By Chris Olds | Beckett Baseball Editor | Commentary & Opinion
Before the arrival of Rickey Henderson many years ago, Lou Brock was the king of stolen bases in MLB. He’s a relatively accessible signer and an autograph that’s not tough to find — and not very expensive — with some looking.
But his autograph on a short-printed 2001 Topps Archives reprint of his Rookie Card?
That’s a different story — a story that apparently should offer us all a brief respite from the notion that there isn’t life after cardboard turns a certain age even in today’s seemingly over-saturated, it’s-been-done-before-I-already-have-it environment.
How much for the Brock? You wouldn’t believe it if I typed it.

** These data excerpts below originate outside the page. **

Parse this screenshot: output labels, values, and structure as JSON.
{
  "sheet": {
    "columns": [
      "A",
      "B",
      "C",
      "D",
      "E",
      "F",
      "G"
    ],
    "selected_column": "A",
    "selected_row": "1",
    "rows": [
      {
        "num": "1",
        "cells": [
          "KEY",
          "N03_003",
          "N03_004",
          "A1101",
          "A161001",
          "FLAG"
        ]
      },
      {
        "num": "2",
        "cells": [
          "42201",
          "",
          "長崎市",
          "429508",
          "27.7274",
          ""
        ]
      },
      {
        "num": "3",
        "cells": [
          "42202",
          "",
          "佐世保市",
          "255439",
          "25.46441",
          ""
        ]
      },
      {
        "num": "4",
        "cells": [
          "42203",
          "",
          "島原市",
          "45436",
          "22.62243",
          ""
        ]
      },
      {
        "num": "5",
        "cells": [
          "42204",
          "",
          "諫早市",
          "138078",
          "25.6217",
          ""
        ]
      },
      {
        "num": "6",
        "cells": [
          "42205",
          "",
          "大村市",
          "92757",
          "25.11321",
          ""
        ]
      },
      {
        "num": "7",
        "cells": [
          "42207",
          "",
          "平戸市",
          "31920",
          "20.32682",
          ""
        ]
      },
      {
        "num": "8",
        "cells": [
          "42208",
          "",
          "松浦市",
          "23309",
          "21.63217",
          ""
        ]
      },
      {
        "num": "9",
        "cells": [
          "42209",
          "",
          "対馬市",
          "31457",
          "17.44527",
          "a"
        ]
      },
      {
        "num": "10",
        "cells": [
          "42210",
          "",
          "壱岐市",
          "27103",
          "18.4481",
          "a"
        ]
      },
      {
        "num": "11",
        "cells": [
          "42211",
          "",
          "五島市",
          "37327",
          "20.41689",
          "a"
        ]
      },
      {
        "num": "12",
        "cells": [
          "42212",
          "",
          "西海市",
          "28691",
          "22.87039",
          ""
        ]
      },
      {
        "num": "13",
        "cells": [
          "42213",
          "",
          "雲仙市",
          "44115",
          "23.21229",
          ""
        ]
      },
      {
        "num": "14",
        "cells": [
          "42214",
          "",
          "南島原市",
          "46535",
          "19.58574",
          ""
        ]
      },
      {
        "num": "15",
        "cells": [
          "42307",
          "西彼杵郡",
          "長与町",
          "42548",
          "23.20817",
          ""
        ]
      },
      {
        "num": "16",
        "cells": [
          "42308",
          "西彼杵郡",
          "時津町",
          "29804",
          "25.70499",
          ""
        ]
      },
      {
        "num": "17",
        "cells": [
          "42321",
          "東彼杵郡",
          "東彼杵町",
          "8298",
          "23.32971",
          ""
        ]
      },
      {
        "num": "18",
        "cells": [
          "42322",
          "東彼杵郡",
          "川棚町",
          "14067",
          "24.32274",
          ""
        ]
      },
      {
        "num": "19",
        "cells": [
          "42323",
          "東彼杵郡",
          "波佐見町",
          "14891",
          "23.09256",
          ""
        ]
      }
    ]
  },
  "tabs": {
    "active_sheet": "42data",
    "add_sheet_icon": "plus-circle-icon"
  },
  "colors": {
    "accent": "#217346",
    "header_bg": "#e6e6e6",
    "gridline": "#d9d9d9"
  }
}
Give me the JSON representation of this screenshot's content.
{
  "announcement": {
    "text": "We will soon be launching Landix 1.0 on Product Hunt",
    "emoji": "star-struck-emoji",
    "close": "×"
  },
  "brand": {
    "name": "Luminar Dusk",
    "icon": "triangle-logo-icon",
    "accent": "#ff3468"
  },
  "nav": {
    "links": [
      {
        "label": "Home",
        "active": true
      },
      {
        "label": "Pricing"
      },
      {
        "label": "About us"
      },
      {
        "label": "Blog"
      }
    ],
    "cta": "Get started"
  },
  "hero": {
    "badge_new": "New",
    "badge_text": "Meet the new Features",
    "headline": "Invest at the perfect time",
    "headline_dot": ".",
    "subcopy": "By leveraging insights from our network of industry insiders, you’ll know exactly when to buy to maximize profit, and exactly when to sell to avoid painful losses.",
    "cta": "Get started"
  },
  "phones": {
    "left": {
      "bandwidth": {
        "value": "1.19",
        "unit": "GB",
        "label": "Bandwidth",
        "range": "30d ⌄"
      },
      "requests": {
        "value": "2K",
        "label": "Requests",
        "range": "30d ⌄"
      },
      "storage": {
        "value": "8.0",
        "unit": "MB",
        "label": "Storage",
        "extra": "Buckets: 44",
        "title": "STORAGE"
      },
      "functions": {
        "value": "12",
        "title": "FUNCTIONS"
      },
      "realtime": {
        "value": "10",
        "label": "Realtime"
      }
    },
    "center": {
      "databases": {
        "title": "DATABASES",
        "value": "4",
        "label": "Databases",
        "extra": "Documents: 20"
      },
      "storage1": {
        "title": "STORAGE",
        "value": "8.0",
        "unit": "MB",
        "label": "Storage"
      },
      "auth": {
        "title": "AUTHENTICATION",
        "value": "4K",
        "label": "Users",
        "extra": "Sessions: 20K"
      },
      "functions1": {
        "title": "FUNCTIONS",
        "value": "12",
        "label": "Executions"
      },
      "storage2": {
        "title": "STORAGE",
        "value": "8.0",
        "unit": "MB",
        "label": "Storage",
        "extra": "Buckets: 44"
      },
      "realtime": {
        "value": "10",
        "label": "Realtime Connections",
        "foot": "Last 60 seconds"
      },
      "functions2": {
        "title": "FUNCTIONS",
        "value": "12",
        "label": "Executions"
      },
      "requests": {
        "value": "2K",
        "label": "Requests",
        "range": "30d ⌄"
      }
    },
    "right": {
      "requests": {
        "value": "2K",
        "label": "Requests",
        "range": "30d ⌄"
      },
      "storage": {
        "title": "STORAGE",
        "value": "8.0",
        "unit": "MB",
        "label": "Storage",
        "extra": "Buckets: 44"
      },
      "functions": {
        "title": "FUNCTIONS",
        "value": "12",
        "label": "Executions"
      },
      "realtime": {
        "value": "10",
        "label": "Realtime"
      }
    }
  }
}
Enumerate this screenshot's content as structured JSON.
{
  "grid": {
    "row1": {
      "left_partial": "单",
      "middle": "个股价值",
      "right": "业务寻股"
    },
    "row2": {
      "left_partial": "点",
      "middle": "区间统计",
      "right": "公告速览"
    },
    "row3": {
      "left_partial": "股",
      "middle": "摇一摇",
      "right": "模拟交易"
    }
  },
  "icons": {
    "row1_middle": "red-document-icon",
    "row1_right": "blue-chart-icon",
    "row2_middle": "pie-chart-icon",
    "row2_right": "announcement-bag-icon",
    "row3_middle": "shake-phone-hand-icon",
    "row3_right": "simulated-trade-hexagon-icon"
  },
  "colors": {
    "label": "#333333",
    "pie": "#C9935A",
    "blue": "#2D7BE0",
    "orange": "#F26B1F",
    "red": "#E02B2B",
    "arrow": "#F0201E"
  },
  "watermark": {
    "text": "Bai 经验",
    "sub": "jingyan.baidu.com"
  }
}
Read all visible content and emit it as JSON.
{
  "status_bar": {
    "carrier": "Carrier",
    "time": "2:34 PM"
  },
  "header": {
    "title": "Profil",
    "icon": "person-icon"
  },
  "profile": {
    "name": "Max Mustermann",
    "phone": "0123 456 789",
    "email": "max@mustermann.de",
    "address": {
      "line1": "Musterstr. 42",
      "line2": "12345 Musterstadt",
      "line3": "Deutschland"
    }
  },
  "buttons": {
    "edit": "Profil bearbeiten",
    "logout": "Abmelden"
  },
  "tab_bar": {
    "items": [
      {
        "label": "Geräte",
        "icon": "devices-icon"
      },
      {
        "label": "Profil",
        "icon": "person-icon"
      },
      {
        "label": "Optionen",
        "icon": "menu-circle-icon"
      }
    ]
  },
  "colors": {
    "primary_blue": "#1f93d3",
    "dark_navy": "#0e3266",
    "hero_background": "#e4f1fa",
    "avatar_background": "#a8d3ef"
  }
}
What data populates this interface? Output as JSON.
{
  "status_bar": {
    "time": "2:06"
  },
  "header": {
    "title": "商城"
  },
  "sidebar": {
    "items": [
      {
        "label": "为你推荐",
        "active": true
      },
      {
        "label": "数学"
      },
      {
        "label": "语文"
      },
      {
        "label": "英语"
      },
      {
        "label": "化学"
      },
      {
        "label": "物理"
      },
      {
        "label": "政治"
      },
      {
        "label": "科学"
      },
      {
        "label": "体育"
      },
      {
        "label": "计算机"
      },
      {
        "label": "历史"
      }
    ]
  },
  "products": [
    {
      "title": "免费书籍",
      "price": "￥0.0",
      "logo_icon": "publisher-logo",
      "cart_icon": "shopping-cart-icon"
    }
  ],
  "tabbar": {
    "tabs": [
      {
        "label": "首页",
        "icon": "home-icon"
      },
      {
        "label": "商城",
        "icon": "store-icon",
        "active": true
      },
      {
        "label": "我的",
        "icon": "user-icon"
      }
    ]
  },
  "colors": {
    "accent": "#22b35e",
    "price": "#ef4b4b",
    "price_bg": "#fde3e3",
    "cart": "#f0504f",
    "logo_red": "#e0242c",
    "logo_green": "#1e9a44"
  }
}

For those who didn’t click, that’s about $3,000 more — if not even more — than it should be for a typical Brock autograph, the only difference here that it’s a card that’s limited to just 50 copies — one of 14 short-printed Group A autographs in that first two series of Archives, a reprint-based brand (click here for a checklist and OPG) that lasted a few years before it was revived with a slightly different concept last year.
While one may think that some online auction shenanigans were in play here, there were 20 other cards from that set sold in the last month or so on eBay that have topped $500. Nearly all were A-list Hall of Famers and nearly all are short-prints limited to 50 copies. A few different buyers emerged victorious on this one, which, according to the auction listing, was purchased as a set by a group and broken up to be sold. Feedback has been left on several of the big-dollar auctions by the buyers.
|Player||eBay auction end|
|Lou Brock (second copy)||$2,250|
|Reggie Jackson (BGS 9/10)||$1,600|
|Yogi Berra (BGS 8/10)||$1,250|
|Tom Seaver (second copy)||$865|
The autographs in that year’s set were found one in every 20 packs — at hobby or retail — but Group A cards were found at a rate of one in every 3,049 packs some 117-times harder to find than the easiest signature group.
That, combined with the obvious drawing power of most of those players, along with an apparent run of interest between a few bidding parties has led to what we have today, little over a decade after one could find them in packs at, say, a neighborhood Kmart or a hobby shop.
It’s not been uncommon for the biggest names — except for Mays — to sell between $300 and $600. Mays has sold for more. Meanwhile, wax boxes from the two series are still available in online auctions for about $200 at the most with the realistic odds that a Group A auto is not inside as they fall one in every 153rd or so wax box.
So, what should one make of this? Do you chalk it up to the break-up value of a tough set emerging on the market for some hungry bidders for the first time in years? Do you just think it’s the auction block reaction of a couple of interested parties? Is it a realization that once that first month or two’s supply of a product’s eBay floods is dissipated — and over time — even seemingly obtainable but rare cards can be much, much more in-demand than we might think?
Or, could it be the star power of the players involved and some deep-pocketed, old-fashioned collecting interest?
I’d say it’s perhaps all of the above — and more — and while I’d want to go dig through my autograph stashes from all my 2001 Kmart runs where I cleared shelves of packs and blasters in search of some nice ink I know that Group A was one that eluded me quite a bit that year.
Apparently, those cards escaped the grasp of a few of you, too.